Nobel Prize for Alleged Human Rights Offender?

"That's a very funny thing – whenever there's an election in Kazakh, everybody tries to find some very critical statements in the reports" by independent monitors, Ussenov said. "What they fail to see. . . is that every report is better than the previous one. There's clear progress."

While democracy watchdogs and human rights groups faulted the election, not everyone frowned on the outcome. Nazarbayev's victory was reportedly reassuring to oil companies and investors who wanted stability in the country after having signed billions of dollars worth of contracts with his government.

Nazarbeyev's opinion of his accomplishments appears closer to that of Reps. Darrell Issa, R-Calif., and Charlie Melancon, D-La., the lawmakers nominating him for a Nobel. His 2002 memoir is entitled "Epicenter of Peace." The tome is "an unprecedented book about unprecedented decisions," according to a press release for the book on the web site for the Kazakhstan embassy in Washington, D.C.

Over the past several years, he has also reportedly spent millions on U.S. lobbying firms to shore up a more positive image of himself and his country. Ussenov said that no lobbying arrangements currently exist, "to my understanding, as far as I know." Documents filed with the Department of Justice show the country was represented until Dec. 31, 2007, by lobbying giant APCO Worldwide, who billed the nation roughly $900,000 a month.

A spokesman for Rep. Issa first deferred to comments made for a previous article on the letter on the regional news Web site eurasianet.org. "I'm not really interested in spending more time" discussing the matter, spokesman Frederick Hill told ABCNews.com.

Hill then noted that Issa sat on the House intelligence committee, which handled non-proliferation work, and that he developed his appreciation for Nazarbayev's efforts while working on a House panel which dealt with Central Asia.

Asked if Issa had ever been lobbied on behalf of Kazakhstan, Hill responded, "I think I've said enough."

Hill could not confirm that any other lawmakers had agreed to sign the letter to the Nobel committee, because it was still being circulated. He noted that a professor from the University of New Mexico wanted to join the effort but did not have his name at hand.

The letter was not Issa's first effort on behalf of Kazakhstan's interests; in 2005 he was the featured speaker at a U.S.-Kazakh business conference in San Diego, reportedly attended by Kazakh and U.S. officials, and by executives from Chevron, ExxonMobil and other oil companies.

Rep. Melancon has also pushed for stronger ties between Kazakhstan and U.S. companies, particularly oil and gas companies from his home state of Louisiana, according to the lawmaker's Web site. Melancon's office did not respond to repeated requests for comment.

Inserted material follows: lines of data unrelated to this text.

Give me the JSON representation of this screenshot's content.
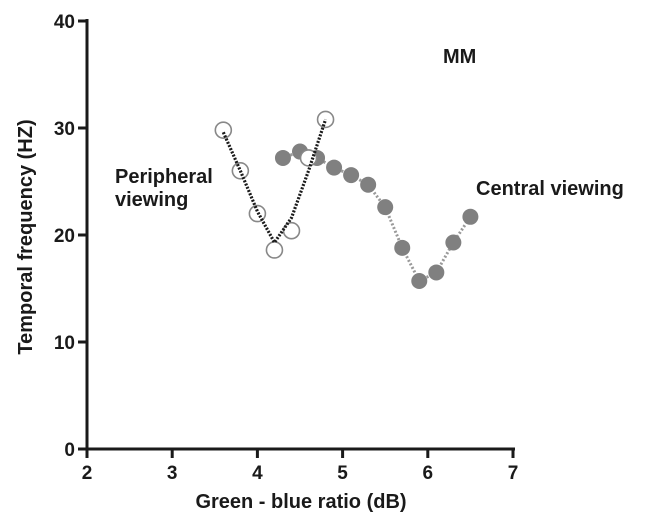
{
  "chart_data": {
    "type": "line",
    "xlabel": "Green - blue ratio (dB)",
    "ylabel": "Temporal frequency (HZ)",
    "xlim": [
      2,
      7
    ],
    "ylim": [
      0,
      40
    ],
    "xticks": [
      2,
      3,
      4,
      5,
      6,
      7
    ],
    "yticks": [
      0,
      10,
      20,
      30,
      40
    ],
    "annotations": {
      "subject": "MM",
      "peripheral_line1": "Peripheral",
      "peripheral_line2": "viewing",
      "central": "Central viewing"
    },
    "series": [
      {
        "marker": "open-circle",
        "marker_color": "#888888",
        "line_color": "#1a1a1a",
        "points": [
          {
            "x": 3.6,
            "y": 29.8
          },
          {
            "x": 3.8,
            "y": 26.0
          },
          {
            "x": 4.0,
            "y": 22.0
          },
          {
            "x": 4.2,
            "y": 18.6
          },
          {
            "x": 4.4,
            "y": 20.4
          },
          {
            "x": 4.6,
            "y": 27.2
          },
          {
            "x": 4.8,
            "y": 30.8
          }
        ],
        "fit_curve": [
          {
            "x": 3.6,
            "y": 29.6
          },
          {
            "x": 3.8,
            "y": 26.0
          },
          {
            "x": 4.0,
            "y": 22.2
          },
          {
            "x": 4.2,
            "y": 19.3
          },
          {
            "x": 4.4,
            "y": 21.6
          },
          {
            "x": 4.6,
            "y": 26.0
          },
          {
            "x": 4.8,
            "y": 30.8
          }
        ]
      },
      {
        "marker": "filled-circle",
        "marker_color": "#808080",
        "line_color": "#9a9a9a",
        "points": [
          {
            "x": 4.3,
            "y": 27.2
          },
          {
            "x": 4.5,
            "y": 27.8
          },
          {
            "x": 4.7,
            "y": 27.2
          },
          {
            "x": 4.9,
            "y": 26.3
          },
          {
            "x": 5.1,
            "y": 25.6
          },
          {
            "x": 5.3,
            "y": 24.7
          },
          {
            "x": 5.5,
            "y": 22.6
          },
          {
            "x": 5.7,
            "y": 18.8
          },
          {
            "x": 5.9,
            "y": 15.7
          },
          {
            "x": 6.1,
            "y": 16.5
          },
          {
            "x": 6.3,
            "y": 19.3
          },
          {
            "x": 6.5,
            "y": 21.7
          }
        ]
      }
    ]
  }
}
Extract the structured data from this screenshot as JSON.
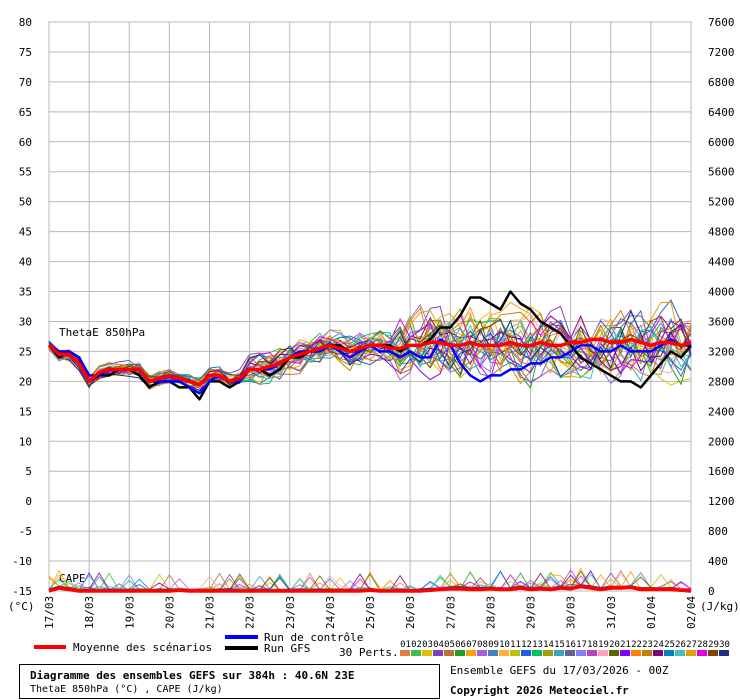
{
  "chart_data": {
    "type": "line",
    "title": "Diagramme des ensembles GEFS sur 384h : 40.6N 23E",
    "subtitle": "ThetaE 850hPa (°C) , CAPE (J/kg)",
    "run_info": "Ensemble GEFS du 17/03/2026 - 00Z",
    "copyright": "Copyright 2026 Meteociel.fr",
    "left_axis": {
      "unit": "(°C)",
      "ticks": [
        "80",
        "75",
        "70",
        "65",
        "60",
        "55",
        "50",
        "45",
        "40",
        "35",
        "30",
        "25",
        "20",
        "15",
        "10",
        "5",
        "0",
        "-5",
        "-10",
        "-15"
      ],
      "ylim": [
        -15,
        80
      ]
    },
    "right_axis": {
      "unit": "(J/kg)",
      "ticks": [
        "7600",
        "7200",
        "6800",
        "6400",
        "6000",
        "5600",
        "5200",
        "4800",
        "4400",
        "4000",
        "3600",
        "3200",
        "2800",
        "2400",
        "2000",
        "1600",
        "1200",
        "800",
        "400",
        "0"
      ],
      "ylim": [
        0,
        7600
      ]
    },
    "x_labels": [
      "17/03",
      "18/03",
      "19/03",
      "20/03",
      "21/03",
      "22/03",
      "23/03",
      "24/03",
      "25/03",
      "26/03",
      "27/03",
      "28/03",
      "29/03",
      "30/03",
      "31/03",
      "01/04",
      "02/04"
    ],
    "series_labels": {
      "thetae": "ThetaE 850hPa",
      "cape": "CAPE"
    },
    "legend": {
      "mean": {
        "label": "Moyenne des scénarios",
        "color": "#ff0000"
      },
      "control": {
        "label": "Run de contrôle",
        "color": "#0000ff"
      },
      "gfs": {
        "label": "Run GFS",
        "color": "#000000"
      },
      "perts_label": "30 Perts.",
      "pert_ids": [
        "01",
        "02",
        "03",
        "04",
        "05",
        "06",
        "07",
        "08",
        "09",
        "10",
        "11",
        "12",
        "13",
        "14",
        "15",
        "16",
        "17",
        "18",
        "19",
        "20",
        "21",
        "22",
        "23",
        "24",
        "25",
        "26",
        "27",
        "28",
        "29",
        "30"
      ],
      "pert_colors": [
        "#e08040",
        "#40c040",
        "#e0c000",
        "#8040c0",
        "#c07030",
        "#20a020",
        "#ffa000",
        "#a060e0",
        "#4080c0",
        "#ffb030",
        "#c0c000",
        "#2060e0",
        "#00c060",
        "#a0a000",
        "#40a0c0",
        "#6060a0",
        "#8080ff",
        "#c040c0",
        "#ffa0c0",
        "#606000",
        "#8000ff",
        "#ff8000",
        "#c08000",
        "#800080",
        "#0080c0",
        "#40c0c0",
        "#e0a000",
        "#e000e0",
        "#804000",
        "#203080"
      ]
    },
    "gfs_run": [
      26,
      24,
      25,
      24,
      20,
      21,
      21,
      22,
      22,
      21,
      19,
      20,
      20,
      19,
      19,
      17,
      20,
      20,
      19,
      20,
      22,
      22,
      21,
      22,
      24,
      24,
      25,
      25,
      26,
      26,
      25,
      25,
      26,
      26,
      26,
      25,
      26,
      26,
      27,
      29,
      29,
      31,
      34,
      34,
      33,
      32,
      35,
      33,
      32,
      30,
      29,
      28,
      26,
      24,
      23,
      22,
      21,
      20,
      20,
      19,
      21,
      23,
      25,
      24,
      26
    ],
    "control_run": [
      26,
      25,
      25,
      24,
      21,
      21,
      22,
      22,
      22,
      22,
      20,
      20,
      20,
      20,
      19,
      18,
      20,
      21,
      20,
      20,
      22,
      22,
      22,
      23,
      24,
      25,
      25,
      25,
      26,
      25,
      24,
      25,
      26,
      25,
      25,
      24,
      25,
      24,
      24,
      27,
      26,
      23,
      21,
      20,
      21,
      21,
      22,
      22,
      23,
      23,
      24,
      24,
      25,
      26,
      26,
      25,
      25,
      26,
      25,
      25,
      25,
      26,
      27,
      26,
      26
    ],
    "ensemble_mean": [
      26,
      24.5,
      24.5,
      23,
      20,
      21.5,
      22,
      22,
      22,
      22,
      20,
      20.5,
      21,
      20.5,
      20,
      19.5,
      21,
      21,
      20,
      20.5,
      22,
      22,
      22.5,
      23,
      24,
      24.5,
      25,
      25.5,
      26,
      25.5,
      25,
      25.5,
      26,
      26,
      25.5,
      25.5,
      26,
      26,
      26.5,
      26.5,
      26,
      26,
      26.5,
      26,
      26,
      26,
      26.5,
      26,
      26,
      26.5,
      26,
      26,
      26.5,
      26.5,
      27,
      27,
      26.5,
      26.5,
      27,
      26.5,
      26,
      26.5,
      26.5,
      26,
      26.5
    ],
    "cape_mean_jkg": [
      0,
      40,
      20,
      0,
      0,
      0,
      0,
      0,
      0,
      0,
      0,
      0,
      0,
      10,
      0,
      0,
      0,
      0,
      0,
      0,
      0,
      0,
      0,
      0,
      0,
      0,
      0,
      0,
      0,
      0,
      0,
      0,
      10,
      0,
      0,
      0,
      0,
      0,
      10,
      20,
      30,
      30,
      20,
      20,
      30,
      20,
      20,
      40,
      20,
      30,
      20,
      40,
      30,
      60,
      40,
      20,
      40,
      40,
      50,
      20,
      20,
      20,
      20,
      10,
      0
    ]
  }
}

If Issa and Melancon succeed, it would not be the first time a controversial figure was nominated for the award. Indeed, a few have even won. Henry Kissinger, for example, was a co-winner of the Peace Prize in 1973, despite his controversial role in secret bombing campaigns in southeast Asia as an adviser to former president Nixon.

But it is not clear Nazarbayev would consent to compete for the award, or accept it if the Nobel committee tried to give it to him. The Kazakh People's Assembly nominated Nazarbayev for the Nobel in 2006, according to a Kazakh news article at the time. Nazarbayev thanked the Assembly, the article said, but commented that "it is not up to us to decide, we are working not for rewards, but for the good of our country."

Embassy spokesman Ussenov declined to comment on the lawmakers' efforts, calling it an internal U.S. affair.